The images of the Ferguson, Mo., police force in full body armor riding military-grade vehicles, pointing assault rifles and shooting tear gas during civil unrest justifiably alarmed the nation. Rioting and looting sparked the initial response, but then authorities withdrew the show of military force after it only served to inflame peaceful protests.
As authorities investigate the shooting death of a young black man by a white police officer, and injustice and racism once again command center stage, another issue confronts the nation: Should America demilitarize the police? Or is that an overreaction to one event?
President Obama has ordered a comprehensive review of the federal government's strategy to equip local law enforcement agencies with automatic rifles, mine-resistant vehicles, military-grade body armor and other surplus gear as a countermeasure against terrorism.
That review will include whether local authorities receive adequate training to use the equipment appropriately. Congressional hearings are planned, too.
That's a prudent approach instead of the knee-jerk call by some to demilitarize police.
Congress created the Pentagon program that shifts surplus military equipment to local law enforcement agencies in the 1990s to help police battle drug crime and violence. After the Sept. 11 terror attacks, that program accelerated as a counterterrorism strategy.
As Herald law enforcement reporter Jessica De Leon discovered in Sunday's thorough look at this issue through a local lens, the Manatee County Sheriff's Office holds an arsenal of military-grade gear from the Pentagon program. Assault rifles, grenade launchers, armored vehicles and other equipment allow the department to be prepared for dangerous situations that require force to meet force.
Sheriff Brad Steube makes the sensible point that law enforcement should not be at a disadvantage when confronting dangerous and violent incidents.
He also points out another justifiable concern: officer safety. Criminals are sometimes armed with automatic weapons that fire armor-piercing shells, and armored vehicles and semi-automatic weapons are a necessary defense.
The strange look of law enforcement officers in camouflage fatigues, combat helmets and body armor while armed with automatic weapons is indeed unsettling. Until a situation arises that demands that kind of response.
When and where that might occur is impossible to predict, but with foreign extremists continuing to threaten to unleash large-scale destruction on American soil, local law enforcement could be on the front lines of the war on terror.
Certainly, authorities must exercise restraint in deploying such a maximum display of force, and the public must trust law enforcement to be wary of unleashing an overly strong response to crime and civil unrest. That did not occur in Missouri as officers pointed high-powered weapons at nonthreatening protesters whose hands were raised, an appalling sight that raises questions about the deterioration of civil liberties.

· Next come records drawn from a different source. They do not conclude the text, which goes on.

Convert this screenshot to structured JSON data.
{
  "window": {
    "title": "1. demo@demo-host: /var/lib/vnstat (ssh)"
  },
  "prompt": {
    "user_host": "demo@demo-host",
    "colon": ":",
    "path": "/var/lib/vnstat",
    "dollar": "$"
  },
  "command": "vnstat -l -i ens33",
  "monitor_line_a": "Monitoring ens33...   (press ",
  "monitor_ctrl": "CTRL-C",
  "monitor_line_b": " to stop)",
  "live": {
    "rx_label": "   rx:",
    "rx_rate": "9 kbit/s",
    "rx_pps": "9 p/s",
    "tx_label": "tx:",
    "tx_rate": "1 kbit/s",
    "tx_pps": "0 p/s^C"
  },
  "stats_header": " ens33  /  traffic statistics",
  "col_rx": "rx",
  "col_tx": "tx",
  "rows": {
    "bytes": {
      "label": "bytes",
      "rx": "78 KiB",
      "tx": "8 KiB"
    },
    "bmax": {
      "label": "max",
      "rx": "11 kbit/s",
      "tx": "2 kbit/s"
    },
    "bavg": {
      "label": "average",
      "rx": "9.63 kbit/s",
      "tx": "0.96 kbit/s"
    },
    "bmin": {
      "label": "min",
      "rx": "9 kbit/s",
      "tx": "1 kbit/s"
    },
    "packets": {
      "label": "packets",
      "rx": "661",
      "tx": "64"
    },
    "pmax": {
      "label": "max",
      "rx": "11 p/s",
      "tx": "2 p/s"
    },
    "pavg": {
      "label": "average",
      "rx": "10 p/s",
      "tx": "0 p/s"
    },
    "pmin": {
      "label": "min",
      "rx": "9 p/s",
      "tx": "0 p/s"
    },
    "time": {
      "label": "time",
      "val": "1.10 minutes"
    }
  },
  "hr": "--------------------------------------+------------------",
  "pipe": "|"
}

Attorney General Eric Holder framed the issue diplomatically, stating that "displays of force in response to mostly peaceful demonstrations can be counterproductive."
Furthermore, he stated, "it makes sense to take a look at whether military-style equipment is being acquired for the right purposes and whether there is proper training on when and how to deploy it."
That's a reasonable approach. President Obama's review team and Congress will tackle those questions. Protocols could be warranted to prevent excessive displays of threatening force. But law enforcement shouldn't be disarmed in a rush to judgment.